1. ## Parabolas

Ok, I've been given this:

$y^2=6x$

and I have to find the vertex, focus, and directrix of this graph.

I know how to find the vertex. In this case, it is at the origin. However, I don't have the slightest idea how to find the focus or the directrix.

Help would be appreciated here

2. Originally Posted by mathgeek777
Ok, I've been given this:

$y^2=6x$

and I have to find the vertex, focus, and directrix of this graph.

I know how to find the vertex. In this case, it is at the origin. However, I don't have the slightest idea how to find the focus or the directrix.

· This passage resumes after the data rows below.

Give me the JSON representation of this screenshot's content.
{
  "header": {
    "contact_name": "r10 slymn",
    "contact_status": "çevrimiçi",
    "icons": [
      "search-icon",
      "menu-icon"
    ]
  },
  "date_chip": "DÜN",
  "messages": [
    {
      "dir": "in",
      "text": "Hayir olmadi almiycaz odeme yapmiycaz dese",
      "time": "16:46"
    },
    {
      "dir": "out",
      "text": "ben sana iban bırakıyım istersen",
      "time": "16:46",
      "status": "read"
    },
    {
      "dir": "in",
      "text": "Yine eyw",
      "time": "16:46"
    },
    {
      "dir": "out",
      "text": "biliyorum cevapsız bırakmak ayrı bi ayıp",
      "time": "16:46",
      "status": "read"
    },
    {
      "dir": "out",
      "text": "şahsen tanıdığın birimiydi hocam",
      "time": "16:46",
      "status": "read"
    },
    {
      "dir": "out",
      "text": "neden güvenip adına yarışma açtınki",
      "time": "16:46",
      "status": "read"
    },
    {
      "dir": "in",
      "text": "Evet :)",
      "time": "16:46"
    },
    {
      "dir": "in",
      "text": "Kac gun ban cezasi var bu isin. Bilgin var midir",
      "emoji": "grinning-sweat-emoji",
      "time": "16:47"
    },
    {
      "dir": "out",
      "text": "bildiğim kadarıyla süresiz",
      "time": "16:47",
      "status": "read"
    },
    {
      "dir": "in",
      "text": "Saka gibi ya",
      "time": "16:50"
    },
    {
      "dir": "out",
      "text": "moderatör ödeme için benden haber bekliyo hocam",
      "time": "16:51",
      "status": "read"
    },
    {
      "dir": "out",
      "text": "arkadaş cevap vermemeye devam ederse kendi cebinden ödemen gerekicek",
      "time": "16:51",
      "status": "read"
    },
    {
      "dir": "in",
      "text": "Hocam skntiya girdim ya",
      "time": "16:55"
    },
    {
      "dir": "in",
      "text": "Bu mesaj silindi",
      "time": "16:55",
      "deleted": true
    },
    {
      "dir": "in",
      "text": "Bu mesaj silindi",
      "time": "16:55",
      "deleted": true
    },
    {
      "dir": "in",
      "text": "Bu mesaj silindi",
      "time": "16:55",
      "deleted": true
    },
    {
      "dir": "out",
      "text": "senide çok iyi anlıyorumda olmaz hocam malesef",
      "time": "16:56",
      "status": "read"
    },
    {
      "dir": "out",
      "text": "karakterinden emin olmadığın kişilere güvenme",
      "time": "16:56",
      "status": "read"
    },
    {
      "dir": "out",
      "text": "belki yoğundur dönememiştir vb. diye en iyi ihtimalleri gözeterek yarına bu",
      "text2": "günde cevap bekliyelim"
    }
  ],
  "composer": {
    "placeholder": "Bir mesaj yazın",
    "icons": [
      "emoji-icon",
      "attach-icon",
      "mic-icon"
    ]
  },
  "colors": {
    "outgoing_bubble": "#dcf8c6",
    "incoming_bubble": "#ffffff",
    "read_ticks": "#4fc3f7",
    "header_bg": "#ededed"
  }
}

Help would be appreciated here
The first thing to do is write the equation as $x = \frac{y^2}{6}$. Then you have an equation in the form $x = a(y - y_0)^2 + x_0$. You correctly identified that the vertex is (0, 0). Now, the focus and directrix are both a distance of $\frac{1}{4a}$ from the vertex.

Hence:

Focus is $(\frac{3}{2}, 0)$

Directrix is $x = -\frac{3}{2}$

3. That's not what the back of the book says.

The back of the book says that the focus is $(-\frac{3}{2}, 0)$ and the directrix is $x=-\frac{3}{2}$

4. Originally Posted by mathgeek777
That's not what the back of the book says.

The back of the book says that the focus is $(-\frac{3}{2}, 0)$ and the directrix is $x=-\frac{3}{2}$
I fixed my formula

5. Originally Posted by icemanfan
Now, the focus and directrix are both a distance of $\frac{1}{4a}$
I still fail to see how that relates to the finding of the focus. I can figure out one of the terms of the focus just by looking at which direction the parabola is going, but as far as finding the other term, I am still lost.

6. Originally Posted by mathgeek777
I still fail to see how that relates to the finding of the focus. I can figure out one of the terms of the focus just by looking at which direction the parabola is going, but as far as finding the other term, I am still lost.
The focus should be "inside" the parabola. Since we have a parabola that opens to the right, the focus should be to the right of the vertex. And its distance from the vertex is $\frac{1}{4a}$, with $a = \frac{1}{6}$.

The directrix should never touch the parabola and a perpendicular drawn to the directrix from the vertex will have length $\frac{1}{4a}$, which is why we must have the line $x = -\frac{3}{2}$.

Edit: Your book has the wrong focus.